After some time had passed, I left church and decided to never look back. Things at my father’s house were a shipwreck, and eventually, as a result of things out of my control, I was involuntarily removed from the home. This was when things really took a turn in my life. I was in and out of different foster homes, skipped school, shoplifted and just became an evil seed of a child who didn’t care about myself or anyone else. I never had a stable environment where I could learn right from wrong and learn about life.
As a result of my conspicuous ways, I ended up serving four years in a juvenile facility. Upon release, I still had no one or anything and had to do things (that I learned at an early age) to survive. I became a transient myself and held several different jobs for a while.

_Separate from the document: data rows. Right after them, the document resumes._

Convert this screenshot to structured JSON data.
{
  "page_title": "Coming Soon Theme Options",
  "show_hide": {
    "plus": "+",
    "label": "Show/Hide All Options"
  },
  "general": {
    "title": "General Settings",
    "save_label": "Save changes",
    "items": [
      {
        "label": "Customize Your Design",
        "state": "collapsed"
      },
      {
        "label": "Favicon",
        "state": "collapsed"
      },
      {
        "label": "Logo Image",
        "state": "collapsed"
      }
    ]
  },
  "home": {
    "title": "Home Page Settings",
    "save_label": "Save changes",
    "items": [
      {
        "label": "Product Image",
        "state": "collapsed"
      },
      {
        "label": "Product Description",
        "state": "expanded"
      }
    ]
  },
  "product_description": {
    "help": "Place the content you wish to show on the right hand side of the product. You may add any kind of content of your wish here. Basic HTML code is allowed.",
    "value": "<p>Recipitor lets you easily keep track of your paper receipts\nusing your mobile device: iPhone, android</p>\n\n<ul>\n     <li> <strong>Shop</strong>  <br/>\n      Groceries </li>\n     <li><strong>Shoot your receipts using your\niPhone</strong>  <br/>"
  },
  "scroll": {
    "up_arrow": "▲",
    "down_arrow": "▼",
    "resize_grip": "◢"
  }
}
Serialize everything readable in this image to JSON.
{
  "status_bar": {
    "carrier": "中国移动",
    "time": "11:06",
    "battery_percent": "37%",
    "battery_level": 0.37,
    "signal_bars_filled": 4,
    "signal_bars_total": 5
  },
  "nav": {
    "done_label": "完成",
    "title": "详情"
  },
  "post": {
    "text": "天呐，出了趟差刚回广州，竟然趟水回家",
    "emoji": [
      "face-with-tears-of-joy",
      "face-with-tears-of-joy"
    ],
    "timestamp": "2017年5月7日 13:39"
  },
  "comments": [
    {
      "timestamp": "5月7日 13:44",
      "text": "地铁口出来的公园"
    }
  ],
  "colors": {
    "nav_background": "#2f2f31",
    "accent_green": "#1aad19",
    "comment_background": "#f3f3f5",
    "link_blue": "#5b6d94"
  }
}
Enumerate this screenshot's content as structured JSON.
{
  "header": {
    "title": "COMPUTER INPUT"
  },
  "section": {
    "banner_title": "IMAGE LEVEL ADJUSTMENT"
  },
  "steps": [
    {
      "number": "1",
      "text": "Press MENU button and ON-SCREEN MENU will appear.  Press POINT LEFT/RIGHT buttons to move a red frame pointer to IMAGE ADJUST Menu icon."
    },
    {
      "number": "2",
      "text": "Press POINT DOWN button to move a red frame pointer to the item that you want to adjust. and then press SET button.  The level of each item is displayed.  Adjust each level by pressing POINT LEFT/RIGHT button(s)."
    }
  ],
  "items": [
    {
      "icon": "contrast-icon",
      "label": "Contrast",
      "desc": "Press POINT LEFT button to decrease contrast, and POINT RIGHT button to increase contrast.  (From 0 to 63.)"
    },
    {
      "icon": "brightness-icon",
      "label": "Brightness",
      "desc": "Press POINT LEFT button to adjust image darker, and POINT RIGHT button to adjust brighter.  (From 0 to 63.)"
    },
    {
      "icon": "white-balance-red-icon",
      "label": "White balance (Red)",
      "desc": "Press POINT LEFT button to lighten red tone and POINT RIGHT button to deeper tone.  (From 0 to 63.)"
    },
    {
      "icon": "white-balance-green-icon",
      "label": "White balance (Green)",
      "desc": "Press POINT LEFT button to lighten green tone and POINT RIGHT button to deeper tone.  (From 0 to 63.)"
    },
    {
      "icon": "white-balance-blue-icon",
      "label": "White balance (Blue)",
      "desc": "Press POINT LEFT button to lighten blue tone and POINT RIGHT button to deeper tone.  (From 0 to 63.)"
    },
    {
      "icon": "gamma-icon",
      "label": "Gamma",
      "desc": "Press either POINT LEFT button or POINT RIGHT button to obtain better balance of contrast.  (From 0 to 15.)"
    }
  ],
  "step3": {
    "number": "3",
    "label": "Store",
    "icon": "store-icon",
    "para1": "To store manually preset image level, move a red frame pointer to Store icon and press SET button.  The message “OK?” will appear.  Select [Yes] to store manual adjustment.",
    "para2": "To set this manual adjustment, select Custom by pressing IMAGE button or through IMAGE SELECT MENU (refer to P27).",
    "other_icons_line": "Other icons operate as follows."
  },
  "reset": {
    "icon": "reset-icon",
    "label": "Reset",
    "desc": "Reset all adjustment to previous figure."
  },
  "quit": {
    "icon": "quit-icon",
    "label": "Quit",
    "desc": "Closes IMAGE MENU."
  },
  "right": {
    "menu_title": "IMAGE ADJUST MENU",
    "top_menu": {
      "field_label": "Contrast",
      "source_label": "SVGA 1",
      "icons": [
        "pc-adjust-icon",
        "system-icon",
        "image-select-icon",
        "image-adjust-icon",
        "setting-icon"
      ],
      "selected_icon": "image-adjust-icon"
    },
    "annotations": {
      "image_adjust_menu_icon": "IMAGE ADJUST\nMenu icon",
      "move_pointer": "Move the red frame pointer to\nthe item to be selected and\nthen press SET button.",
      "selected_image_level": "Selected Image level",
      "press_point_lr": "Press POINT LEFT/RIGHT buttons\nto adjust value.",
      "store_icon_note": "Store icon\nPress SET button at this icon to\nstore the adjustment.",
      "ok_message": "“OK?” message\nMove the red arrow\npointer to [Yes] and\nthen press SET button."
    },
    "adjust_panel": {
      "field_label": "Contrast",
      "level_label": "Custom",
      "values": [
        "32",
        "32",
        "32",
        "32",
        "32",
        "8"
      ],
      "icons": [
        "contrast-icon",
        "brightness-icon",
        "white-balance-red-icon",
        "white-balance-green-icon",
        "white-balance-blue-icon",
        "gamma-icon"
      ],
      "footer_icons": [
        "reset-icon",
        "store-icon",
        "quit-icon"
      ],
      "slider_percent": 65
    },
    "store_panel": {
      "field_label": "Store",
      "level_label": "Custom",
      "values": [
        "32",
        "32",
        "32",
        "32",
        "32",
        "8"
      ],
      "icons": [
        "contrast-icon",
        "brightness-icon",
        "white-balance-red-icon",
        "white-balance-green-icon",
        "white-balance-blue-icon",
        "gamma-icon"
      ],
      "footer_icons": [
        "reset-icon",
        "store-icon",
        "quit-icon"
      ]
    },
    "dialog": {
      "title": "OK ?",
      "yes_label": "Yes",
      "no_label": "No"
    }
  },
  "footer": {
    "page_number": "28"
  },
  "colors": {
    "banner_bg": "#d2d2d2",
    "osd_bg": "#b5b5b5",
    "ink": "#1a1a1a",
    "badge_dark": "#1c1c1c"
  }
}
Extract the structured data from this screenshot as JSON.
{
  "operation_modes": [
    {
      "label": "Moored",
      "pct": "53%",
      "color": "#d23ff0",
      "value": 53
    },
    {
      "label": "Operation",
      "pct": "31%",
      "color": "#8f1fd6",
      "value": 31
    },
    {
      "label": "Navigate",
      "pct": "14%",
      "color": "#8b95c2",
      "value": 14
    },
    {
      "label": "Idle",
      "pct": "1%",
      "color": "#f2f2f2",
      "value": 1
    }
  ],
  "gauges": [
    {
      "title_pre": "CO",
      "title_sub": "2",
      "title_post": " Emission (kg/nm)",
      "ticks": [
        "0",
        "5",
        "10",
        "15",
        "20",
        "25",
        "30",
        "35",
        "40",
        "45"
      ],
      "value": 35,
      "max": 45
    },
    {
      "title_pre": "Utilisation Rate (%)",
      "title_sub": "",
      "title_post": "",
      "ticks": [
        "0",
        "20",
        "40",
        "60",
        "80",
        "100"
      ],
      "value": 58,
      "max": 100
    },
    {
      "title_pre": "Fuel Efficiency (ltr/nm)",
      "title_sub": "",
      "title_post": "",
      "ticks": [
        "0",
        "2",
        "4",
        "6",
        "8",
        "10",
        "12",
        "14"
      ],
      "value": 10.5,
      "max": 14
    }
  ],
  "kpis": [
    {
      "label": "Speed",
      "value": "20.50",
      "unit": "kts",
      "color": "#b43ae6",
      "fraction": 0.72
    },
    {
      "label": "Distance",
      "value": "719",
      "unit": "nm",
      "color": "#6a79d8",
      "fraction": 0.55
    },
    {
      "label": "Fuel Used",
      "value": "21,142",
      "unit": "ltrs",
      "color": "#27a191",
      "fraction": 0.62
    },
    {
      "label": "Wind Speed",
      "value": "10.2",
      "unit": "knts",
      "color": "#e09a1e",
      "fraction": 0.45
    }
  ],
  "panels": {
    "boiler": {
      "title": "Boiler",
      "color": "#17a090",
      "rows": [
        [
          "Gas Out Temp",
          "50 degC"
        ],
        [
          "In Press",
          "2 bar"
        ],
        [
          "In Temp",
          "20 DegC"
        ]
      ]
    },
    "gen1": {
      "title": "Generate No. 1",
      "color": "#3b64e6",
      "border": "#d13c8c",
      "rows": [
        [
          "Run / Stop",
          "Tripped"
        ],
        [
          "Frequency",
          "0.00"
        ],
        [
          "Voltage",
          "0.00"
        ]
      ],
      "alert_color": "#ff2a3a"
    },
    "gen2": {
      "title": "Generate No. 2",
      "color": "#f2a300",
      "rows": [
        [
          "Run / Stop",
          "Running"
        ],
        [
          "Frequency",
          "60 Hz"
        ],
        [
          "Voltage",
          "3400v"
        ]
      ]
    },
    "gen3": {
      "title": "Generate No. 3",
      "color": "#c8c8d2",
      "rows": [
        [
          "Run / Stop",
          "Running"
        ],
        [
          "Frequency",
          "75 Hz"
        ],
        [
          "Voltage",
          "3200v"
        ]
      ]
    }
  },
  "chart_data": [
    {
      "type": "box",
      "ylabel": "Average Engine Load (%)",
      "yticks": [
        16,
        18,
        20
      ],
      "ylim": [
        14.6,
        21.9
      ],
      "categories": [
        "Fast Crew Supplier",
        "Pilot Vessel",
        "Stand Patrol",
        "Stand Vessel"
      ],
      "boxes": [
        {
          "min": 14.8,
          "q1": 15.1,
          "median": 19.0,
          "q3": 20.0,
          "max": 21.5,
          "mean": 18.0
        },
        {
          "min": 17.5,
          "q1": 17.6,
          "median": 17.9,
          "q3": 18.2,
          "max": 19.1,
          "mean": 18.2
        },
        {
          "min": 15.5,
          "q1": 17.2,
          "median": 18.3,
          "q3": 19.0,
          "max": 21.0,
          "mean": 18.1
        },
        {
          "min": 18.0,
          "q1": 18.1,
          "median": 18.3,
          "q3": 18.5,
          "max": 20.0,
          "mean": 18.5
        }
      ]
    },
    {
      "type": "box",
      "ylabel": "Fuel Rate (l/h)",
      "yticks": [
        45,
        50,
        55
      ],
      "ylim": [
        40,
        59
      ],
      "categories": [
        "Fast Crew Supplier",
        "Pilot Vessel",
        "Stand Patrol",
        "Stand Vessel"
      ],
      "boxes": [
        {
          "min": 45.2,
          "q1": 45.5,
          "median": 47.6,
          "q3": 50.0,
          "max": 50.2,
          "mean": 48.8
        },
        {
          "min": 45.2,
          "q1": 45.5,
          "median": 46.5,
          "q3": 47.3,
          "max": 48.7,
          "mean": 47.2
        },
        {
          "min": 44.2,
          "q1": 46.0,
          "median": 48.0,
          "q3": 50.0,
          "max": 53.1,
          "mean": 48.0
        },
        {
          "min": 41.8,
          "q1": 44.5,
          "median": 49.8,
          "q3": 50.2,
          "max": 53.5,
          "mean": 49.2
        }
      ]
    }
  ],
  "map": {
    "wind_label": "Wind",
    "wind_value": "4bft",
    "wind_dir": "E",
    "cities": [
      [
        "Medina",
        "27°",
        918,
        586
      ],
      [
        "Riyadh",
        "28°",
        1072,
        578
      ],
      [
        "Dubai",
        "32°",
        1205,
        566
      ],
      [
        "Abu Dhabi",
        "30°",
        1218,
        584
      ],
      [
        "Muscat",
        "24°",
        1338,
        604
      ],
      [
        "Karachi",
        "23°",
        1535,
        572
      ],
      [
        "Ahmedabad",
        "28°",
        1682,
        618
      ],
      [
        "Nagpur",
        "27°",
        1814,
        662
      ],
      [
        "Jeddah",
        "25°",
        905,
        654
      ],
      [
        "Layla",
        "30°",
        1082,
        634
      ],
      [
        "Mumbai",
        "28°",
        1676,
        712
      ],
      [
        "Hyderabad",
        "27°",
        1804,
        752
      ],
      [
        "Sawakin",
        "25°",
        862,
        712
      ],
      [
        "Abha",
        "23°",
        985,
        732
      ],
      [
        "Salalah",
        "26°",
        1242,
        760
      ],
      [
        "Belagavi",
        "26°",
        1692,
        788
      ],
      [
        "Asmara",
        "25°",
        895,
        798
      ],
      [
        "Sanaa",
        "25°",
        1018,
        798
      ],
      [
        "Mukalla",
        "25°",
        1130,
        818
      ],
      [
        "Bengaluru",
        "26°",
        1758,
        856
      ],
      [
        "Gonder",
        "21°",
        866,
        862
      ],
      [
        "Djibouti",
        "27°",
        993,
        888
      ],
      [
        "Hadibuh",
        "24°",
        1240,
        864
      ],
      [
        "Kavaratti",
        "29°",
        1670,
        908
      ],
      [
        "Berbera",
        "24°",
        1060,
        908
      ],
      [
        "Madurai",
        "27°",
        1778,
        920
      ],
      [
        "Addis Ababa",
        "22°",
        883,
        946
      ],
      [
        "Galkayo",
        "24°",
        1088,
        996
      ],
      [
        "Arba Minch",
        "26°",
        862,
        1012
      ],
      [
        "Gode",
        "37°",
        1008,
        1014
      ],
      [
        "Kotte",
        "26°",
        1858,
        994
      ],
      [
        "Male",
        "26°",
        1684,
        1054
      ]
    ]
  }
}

I became involved with heavy drugs, and no one even noticed or didn’t care. That life of drugs and other stresses of life caused me to commit a vial and heinous crime for which I am currently serving in excess of 100 years.
During this incarceration (since 2000), I faced a hurdle of life’s challenges, as one would imagine being in prison, but it was on December 24, 2004, as I contemplated suicide because I could no longer carry the burden (guilt). I remembered the peace I had felt when I was in church, and I fell on my knees beside my prison bed and literally cried unto God and asked Him to please forgive me, a wretched sinner, and to come into my heart, to give me peace and to take away my burdens.
From this day forward, I never looked back, but that doesn’t mean I am without trials and tribulations because the devil is a roaring lion seeking to devour someone. Based on His mercy and grace, I am a child of God who seeks His Word, and as such I have I have taken numerous Bible correspondence courses to learn more. I was even able to obtain an Associate’s Degree in Biblical Counseling and one in Biblical Studies (currently working on my Graduate and Bachelor’s degree in Biblical Studies). I have also earned several Biblical diplomas, but all these degrees and diplomas are earthly. It’s what I have spiritually that is what matters. I have a spiritual Father who loves me no matter what.